There once was an inquisitive, thoughtful girl named May. She was born in Belgium, about 100 years ago. She lived there only a few years until the German invasion in 1914. Fleeing Europe, May Sarton and her family came to live in Cambridge, Massachusetts, where May’s father became a professor.
When she was ten, May’s friend Barbara brought her to a Unitarian church. She liked the minister very much. She liked listening to his sermons. One day she heard him say something that would stay with her for the rest of her life: “Go into the inner chamber of your soul—and shut the door.” These words would be with her always.
As May grew older, her love of poetry and writing grew. She also loved acting in the theater. Once her poetry was known, she began to tour the country doing poetry readings and lectures all around the country. She traveled to Santa Fe, New Mexico, where she met and fell in love with a woman named Judith.
Judith and May loved one another. With Judith, May felt for the first time what it meant to be home with someone. But May also felt a need to be by herself, too. After the death of her parents she went to be alone to contemplate and write in a house in New Hampshire. And this is why we are talking about her now.
It was there in the solitude of that house that she could do what the Unitarian minister so long ago told her to do. She could go into the inner chamber of her soul. And go she did. Her book, Journal of Solitude, which she wrote there begins, “I am here alone for the first time in weeks, to take up my ‘real’ life again at last.…Without the interruptions, nourishing and maddening, this life would become arid. Yet I taste it fully only when I am alone.”
Alone, she was free to look deeply into her life. She explored inside herself. She paid close attention to what she was thinking and feeling. Her quiet noticing brought her to joyful understanding—revelations about herself, her life, and life itself.
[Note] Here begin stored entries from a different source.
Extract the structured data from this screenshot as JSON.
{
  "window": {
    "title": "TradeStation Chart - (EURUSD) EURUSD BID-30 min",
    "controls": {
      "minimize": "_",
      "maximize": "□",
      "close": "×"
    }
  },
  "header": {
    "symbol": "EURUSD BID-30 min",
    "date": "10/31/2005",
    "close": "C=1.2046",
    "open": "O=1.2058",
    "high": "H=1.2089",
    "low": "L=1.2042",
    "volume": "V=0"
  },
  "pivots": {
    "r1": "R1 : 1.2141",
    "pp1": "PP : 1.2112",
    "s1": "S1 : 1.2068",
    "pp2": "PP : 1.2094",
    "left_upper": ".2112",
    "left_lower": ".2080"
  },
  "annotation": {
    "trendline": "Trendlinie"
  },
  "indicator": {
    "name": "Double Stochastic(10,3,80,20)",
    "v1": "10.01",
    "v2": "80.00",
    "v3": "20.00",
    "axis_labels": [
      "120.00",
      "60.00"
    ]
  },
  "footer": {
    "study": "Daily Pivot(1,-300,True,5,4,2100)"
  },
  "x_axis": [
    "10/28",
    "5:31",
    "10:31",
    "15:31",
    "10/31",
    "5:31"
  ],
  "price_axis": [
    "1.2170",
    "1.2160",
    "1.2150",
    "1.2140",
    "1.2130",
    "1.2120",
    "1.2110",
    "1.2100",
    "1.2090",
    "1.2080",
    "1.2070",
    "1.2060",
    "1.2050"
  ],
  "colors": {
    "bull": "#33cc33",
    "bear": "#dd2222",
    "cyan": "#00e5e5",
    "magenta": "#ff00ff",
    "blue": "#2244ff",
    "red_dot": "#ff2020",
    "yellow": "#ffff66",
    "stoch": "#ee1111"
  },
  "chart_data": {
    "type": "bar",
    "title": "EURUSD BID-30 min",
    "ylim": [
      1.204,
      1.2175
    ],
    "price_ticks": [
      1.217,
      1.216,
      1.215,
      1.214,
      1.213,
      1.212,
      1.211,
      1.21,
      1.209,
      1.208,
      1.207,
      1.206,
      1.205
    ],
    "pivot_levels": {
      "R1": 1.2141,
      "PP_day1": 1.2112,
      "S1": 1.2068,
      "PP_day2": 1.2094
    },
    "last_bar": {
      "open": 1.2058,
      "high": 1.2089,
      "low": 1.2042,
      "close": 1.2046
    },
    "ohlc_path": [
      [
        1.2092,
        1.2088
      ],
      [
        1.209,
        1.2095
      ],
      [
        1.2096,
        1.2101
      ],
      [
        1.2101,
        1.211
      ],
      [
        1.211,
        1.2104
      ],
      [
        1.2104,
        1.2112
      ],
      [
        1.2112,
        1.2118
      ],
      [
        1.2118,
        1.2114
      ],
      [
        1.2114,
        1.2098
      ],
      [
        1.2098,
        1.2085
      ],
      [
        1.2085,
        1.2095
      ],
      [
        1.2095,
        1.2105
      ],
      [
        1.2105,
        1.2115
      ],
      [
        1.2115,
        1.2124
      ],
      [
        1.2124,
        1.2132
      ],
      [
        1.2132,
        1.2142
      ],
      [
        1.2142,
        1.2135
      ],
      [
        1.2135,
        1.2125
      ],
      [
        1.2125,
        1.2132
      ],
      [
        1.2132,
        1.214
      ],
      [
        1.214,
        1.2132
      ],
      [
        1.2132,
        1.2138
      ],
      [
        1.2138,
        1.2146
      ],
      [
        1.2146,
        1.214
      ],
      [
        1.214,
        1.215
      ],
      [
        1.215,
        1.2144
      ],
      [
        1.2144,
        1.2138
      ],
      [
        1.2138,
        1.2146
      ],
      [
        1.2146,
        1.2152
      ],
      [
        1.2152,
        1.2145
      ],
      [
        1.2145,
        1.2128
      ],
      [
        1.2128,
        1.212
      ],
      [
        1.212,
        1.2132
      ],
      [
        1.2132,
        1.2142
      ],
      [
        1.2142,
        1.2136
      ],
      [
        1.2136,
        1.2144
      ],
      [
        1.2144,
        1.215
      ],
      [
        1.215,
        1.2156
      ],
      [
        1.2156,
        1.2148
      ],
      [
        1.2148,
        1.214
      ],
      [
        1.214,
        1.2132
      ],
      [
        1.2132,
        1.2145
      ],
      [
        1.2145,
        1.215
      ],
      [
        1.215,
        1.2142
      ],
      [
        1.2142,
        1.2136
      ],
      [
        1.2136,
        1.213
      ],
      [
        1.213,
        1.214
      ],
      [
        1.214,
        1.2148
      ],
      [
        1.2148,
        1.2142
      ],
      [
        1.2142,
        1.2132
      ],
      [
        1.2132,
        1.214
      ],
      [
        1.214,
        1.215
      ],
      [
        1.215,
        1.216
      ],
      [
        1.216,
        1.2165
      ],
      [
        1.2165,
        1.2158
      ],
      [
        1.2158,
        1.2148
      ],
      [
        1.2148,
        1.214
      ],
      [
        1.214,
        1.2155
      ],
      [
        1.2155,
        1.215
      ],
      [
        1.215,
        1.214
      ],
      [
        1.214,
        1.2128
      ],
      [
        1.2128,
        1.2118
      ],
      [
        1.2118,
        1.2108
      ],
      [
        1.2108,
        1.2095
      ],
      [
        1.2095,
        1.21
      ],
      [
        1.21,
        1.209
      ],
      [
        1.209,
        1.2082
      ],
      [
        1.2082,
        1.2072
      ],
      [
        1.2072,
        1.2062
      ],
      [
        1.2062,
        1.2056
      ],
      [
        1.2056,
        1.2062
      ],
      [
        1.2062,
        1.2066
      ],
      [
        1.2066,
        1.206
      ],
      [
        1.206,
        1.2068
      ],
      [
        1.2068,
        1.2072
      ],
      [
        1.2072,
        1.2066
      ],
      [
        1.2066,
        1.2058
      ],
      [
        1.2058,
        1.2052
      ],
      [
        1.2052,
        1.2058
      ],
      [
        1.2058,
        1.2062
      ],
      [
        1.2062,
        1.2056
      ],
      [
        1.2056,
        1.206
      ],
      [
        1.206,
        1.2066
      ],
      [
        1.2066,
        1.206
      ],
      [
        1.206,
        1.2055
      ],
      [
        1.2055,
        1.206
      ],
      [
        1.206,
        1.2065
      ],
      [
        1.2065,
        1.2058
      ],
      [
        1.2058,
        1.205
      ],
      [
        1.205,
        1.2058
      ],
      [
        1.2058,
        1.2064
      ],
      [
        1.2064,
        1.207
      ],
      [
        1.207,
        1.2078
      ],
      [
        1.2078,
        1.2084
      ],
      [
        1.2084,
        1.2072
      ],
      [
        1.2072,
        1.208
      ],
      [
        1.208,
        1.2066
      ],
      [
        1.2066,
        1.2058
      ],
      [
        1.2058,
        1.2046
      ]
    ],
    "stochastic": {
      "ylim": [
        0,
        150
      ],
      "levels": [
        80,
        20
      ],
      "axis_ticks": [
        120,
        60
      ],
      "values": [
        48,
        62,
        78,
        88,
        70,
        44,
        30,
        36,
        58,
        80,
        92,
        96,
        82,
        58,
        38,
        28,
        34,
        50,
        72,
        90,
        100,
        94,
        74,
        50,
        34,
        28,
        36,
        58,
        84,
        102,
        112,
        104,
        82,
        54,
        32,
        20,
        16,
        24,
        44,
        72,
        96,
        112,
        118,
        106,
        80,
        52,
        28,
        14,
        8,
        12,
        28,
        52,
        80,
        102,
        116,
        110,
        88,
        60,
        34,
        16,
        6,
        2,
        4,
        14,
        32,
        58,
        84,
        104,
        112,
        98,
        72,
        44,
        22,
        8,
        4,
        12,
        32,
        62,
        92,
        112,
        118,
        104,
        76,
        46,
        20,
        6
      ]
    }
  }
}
May wrote, “If one looks long enough at almost anything, looks with absolute attention at a flower, a stone, the bark of a tree, grass, snow, a cloud, something like revelation takes place.” It is these words, in which she directs us to look with absolute attention, that we focus on today. As we look deeply at anything in nature, any part of life, we can see within it a miracle unfolding or the whisper of a miracle already unfolded.
Like May Sarton, by paying close attention, we may find miracles. They are all around us, waiting to be revealed. Will we draw the miracles we see? Write about them, like May Sarton, perhaps to share with others? It may be enough simply to know miracles. Let them feed our awe and wonder at the universe and our place in it.